Making content available via IPFS will become the new way to mine cryptocurrency.

It’s all in the white paper: https://filecoin.io/filecoin.pdf

IPFS will still be a volunteer thing. Filecoin merely allows you to pay volunteers for specific pieces of data.

But there are other protocols incoming too, like Swarm for Ethereum, Storj, etc. Some of them already available just like IPFS.

I doubt IPFS will automatically win this because it was the first to make a glorified BitTorrent client available via HTTP.

But there are other protocols incoming too, like Swarm for Ethereum, Storj, etc. Some of them already available just like IPFS.

Not an apples-to-apples comparison—IPFS is the only one that’s an offline first, peer-to-peer, distributed versioned file system. Swarm is interesting but it’s for small storage for smart contracts; it’s not a general purpose, low-cost storage option for storing terabytes of data. You’re not going to take a snapshot of Wikipedia on it, for example: https://ipfs.io/blog/24-uncensorable-wikipedia/

I doubt IPFS will automatically win this because it was the first to make a glorified BitTorrent client available via HTTP.

This statement doesn’t make sense—IPFS is designed to replace HTTP, not run on top of it. While it shares some similarities to BitTorrent like using a DHT for content addressing, it’s really a different thing.

They didn’t raise $257 million from their ICO and VCs to pay volunteers using consumer-grade equipment; they’re clearing looking to disrupt the cloud storage market: https://www.coindesk.com/257-million-filecoin-breaks-time-re...

>Swarm is interesting but it’s for small storage for smart contracts; it’s not a general purpose, low-cost storage option for storing terabytes of data.

Swarm is intended to do exactly that.

IPFS, atm, does not store terabytes of data. If I were to just dump in my data, it would be unusable within the hour as there is no incentive for nodes to keep those terabytes active and around.

> You’re not going to take a snapshot of Wikipedia on it, for example: https://ipfs.io/blog/24-uncensorable-wikipedia/

Swarm already hosts static websites, snapshots of wikipedia are feasible.

>IPFS is designed to replace HTTP, not run on top of it. While it shares some similarities to BitTorrent like using a DHT for content addressing, it’s really a different thing.

IPFS does not address dynamic content properly, IPNS is way to slow to allow websites on the scale of google to operate sensible. I doubt IPNS could handle a decently sized subreddit in terms of activity.

IPFS is unlikely to replace HTTP since both protocols address different problems. However, as it is usable today, IPFS is little more than a cache that can store some data for a bit until nobody is interested in it.

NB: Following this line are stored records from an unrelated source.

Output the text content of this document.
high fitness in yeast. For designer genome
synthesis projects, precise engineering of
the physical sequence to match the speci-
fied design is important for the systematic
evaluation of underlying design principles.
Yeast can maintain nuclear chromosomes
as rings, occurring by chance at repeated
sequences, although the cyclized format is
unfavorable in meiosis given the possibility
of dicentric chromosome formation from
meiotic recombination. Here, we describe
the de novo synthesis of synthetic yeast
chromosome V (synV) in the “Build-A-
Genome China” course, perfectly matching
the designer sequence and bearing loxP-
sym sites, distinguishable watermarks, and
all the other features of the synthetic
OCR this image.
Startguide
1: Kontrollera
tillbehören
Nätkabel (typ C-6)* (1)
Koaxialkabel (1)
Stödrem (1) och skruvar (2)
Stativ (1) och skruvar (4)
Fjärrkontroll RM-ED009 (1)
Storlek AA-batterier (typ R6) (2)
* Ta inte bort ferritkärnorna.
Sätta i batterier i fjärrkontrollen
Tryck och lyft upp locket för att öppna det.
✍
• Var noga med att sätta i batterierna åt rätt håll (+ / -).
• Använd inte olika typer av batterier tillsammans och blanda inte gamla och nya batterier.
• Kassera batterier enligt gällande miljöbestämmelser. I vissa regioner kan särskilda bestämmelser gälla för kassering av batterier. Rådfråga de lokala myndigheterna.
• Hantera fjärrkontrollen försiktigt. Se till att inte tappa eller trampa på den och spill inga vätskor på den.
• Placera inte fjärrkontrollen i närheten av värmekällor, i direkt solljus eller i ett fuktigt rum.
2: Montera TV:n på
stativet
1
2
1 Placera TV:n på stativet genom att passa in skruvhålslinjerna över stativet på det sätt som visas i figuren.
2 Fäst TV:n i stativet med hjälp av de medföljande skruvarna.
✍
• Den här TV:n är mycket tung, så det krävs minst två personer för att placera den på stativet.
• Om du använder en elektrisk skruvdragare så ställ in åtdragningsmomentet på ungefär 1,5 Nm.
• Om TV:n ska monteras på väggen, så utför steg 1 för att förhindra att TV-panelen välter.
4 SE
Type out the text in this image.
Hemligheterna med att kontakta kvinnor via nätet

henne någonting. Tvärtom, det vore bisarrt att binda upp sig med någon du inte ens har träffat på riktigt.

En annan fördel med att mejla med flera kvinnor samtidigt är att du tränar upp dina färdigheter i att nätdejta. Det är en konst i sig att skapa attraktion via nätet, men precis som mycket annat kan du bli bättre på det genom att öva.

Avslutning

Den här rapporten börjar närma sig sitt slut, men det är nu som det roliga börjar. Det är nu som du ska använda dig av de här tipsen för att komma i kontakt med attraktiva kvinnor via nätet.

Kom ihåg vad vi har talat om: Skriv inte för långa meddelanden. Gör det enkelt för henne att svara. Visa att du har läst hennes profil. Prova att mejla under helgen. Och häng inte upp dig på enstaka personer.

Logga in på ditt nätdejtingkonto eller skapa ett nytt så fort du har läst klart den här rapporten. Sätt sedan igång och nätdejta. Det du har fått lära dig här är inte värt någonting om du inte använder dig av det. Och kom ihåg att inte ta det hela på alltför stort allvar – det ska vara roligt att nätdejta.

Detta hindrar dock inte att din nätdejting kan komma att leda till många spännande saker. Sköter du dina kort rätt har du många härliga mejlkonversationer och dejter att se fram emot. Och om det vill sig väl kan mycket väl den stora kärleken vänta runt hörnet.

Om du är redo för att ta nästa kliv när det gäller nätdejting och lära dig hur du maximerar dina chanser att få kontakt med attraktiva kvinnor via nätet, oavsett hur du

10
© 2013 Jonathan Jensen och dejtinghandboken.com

>They didn’t raise $257 million from their ICO and VCs to pay volunteers using consumer-grade equipment; they’re clearing looking to disrupt the cloud storage market: https://www.coindesk.com/257-million-filecoin-breaks-time-re....

Last I recall, Filecoin is not IPFS, it merely works on top of IPFS. You may revie your argument and replace every occurence of "IPFS" with "Filecoin", in which case it would still compete with Swarm, Storj, etc.

> I doubt IPFS will automatically win this because it was the first to make a glorified BitTorrent client available via HTTP.

This may be true.

On the other hand, I wouldn't be surprised if IPFS would win for exactly that reason.